Kevin Hart - who recently achieved the genuinely dazzling feat of selling out the United Center for three shows over two nights - is also of that group. Like Schumer, Hart’s material is mostly personal and driven by gender difference and the comedy of personal embarrassment. The two comics also share the same compelling sense of self-confidence, although Schumer’s relationship with her audience is more intimate. Still, Hart is also a suddenly arrived influencer of quite amazing clout.
Louis CK is also part of this arena club - although his style is more laid-back. So is Aziz Ansari. So, on the other side of the Atlantic, is Eddie Izzard, another comic with political ambitions. But that’s about all. And Schumer is the only woman. Sure, Tina Fey and Amy Poehler also command enormous respect and wield colossal influence. So does Lena Dunham. But none of those women are true stand-ups. They’re sophisticated actor-writers and they maintain a certain dignity.
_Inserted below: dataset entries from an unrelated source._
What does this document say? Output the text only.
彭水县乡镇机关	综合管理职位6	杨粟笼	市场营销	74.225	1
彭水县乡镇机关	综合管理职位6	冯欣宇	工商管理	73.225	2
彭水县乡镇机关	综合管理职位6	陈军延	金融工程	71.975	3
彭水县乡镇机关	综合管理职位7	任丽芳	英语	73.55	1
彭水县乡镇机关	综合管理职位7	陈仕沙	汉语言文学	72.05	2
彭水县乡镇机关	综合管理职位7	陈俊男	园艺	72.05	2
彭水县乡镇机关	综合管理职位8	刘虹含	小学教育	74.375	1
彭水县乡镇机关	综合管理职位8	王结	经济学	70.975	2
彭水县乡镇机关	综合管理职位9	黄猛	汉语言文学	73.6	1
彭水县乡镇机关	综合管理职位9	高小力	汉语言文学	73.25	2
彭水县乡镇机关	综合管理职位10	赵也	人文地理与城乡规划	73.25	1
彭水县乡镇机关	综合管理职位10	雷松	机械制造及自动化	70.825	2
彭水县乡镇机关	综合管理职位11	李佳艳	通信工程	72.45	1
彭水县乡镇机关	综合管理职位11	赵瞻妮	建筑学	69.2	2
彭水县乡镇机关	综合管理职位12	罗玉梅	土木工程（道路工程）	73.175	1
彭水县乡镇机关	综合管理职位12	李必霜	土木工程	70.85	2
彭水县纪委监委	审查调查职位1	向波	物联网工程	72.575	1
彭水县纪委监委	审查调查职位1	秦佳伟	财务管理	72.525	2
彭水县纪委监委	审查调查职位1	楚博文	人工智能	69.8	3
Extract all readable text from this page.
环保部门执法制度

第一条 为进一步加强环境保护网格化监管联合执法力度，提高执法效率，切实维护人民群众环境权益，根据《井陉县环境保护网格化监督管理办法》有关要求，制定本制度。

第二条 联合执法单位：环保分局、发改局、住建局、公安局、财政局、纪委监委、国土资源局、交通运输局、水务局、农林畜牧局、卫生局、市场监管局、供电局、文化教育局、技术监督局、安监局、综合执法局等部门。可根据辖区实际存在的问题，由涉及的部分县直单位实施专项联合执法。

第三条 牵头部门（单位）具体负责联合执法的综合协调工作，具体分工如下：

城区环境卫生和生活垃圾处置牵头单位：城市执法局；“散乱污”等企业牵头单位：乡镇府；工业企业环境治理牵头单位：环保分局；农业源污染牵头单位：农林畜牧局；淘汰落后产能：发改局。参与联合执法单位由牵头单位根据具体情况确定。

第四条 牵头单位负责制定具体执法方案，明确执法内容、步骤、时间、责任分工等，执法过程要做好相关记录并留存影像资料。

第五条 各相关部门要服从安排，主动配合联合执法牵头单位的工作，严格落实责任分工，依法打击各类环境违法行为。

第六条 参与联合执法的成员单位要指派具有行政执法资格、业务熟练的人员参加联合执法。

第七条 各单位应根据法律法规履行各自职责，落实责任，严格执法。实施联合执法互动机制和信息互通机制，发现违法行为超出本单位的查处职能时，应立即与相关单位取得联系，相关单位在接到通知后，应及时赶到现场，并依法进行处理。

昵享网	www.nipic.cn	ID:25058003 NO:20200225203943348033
You won’t see them doing a photo shoot in bed with R2D2. Schumer has an empathetic spot all her own.
Granted, this current group of supercomics is not the first to play the likes of Madison Square Garden (which Schumer has never played, although she now could). Andrew Dice Clay, a figure about as un-Schumerlike as you could ever be, was huge around 1990, playing to massive audiences. Chris Rock was once there. So, more recently, was Russell Peters. And Schumer did not arrive out of a vacuum - she follows a trial blazed by Whoopi Goldberg, Sarah Silverman, Ellen DeGeneres and, of course, Joan Rivers.
But if you were just to look at the last 30 days, none of the above names, male or female, had a month anything like Schumer’s. She’s a performer who truly is living the notion that when your moment arrives, you have to grab it with both hands and hang on for dear life.
Who knows where she will go from here? Bow down, indeed.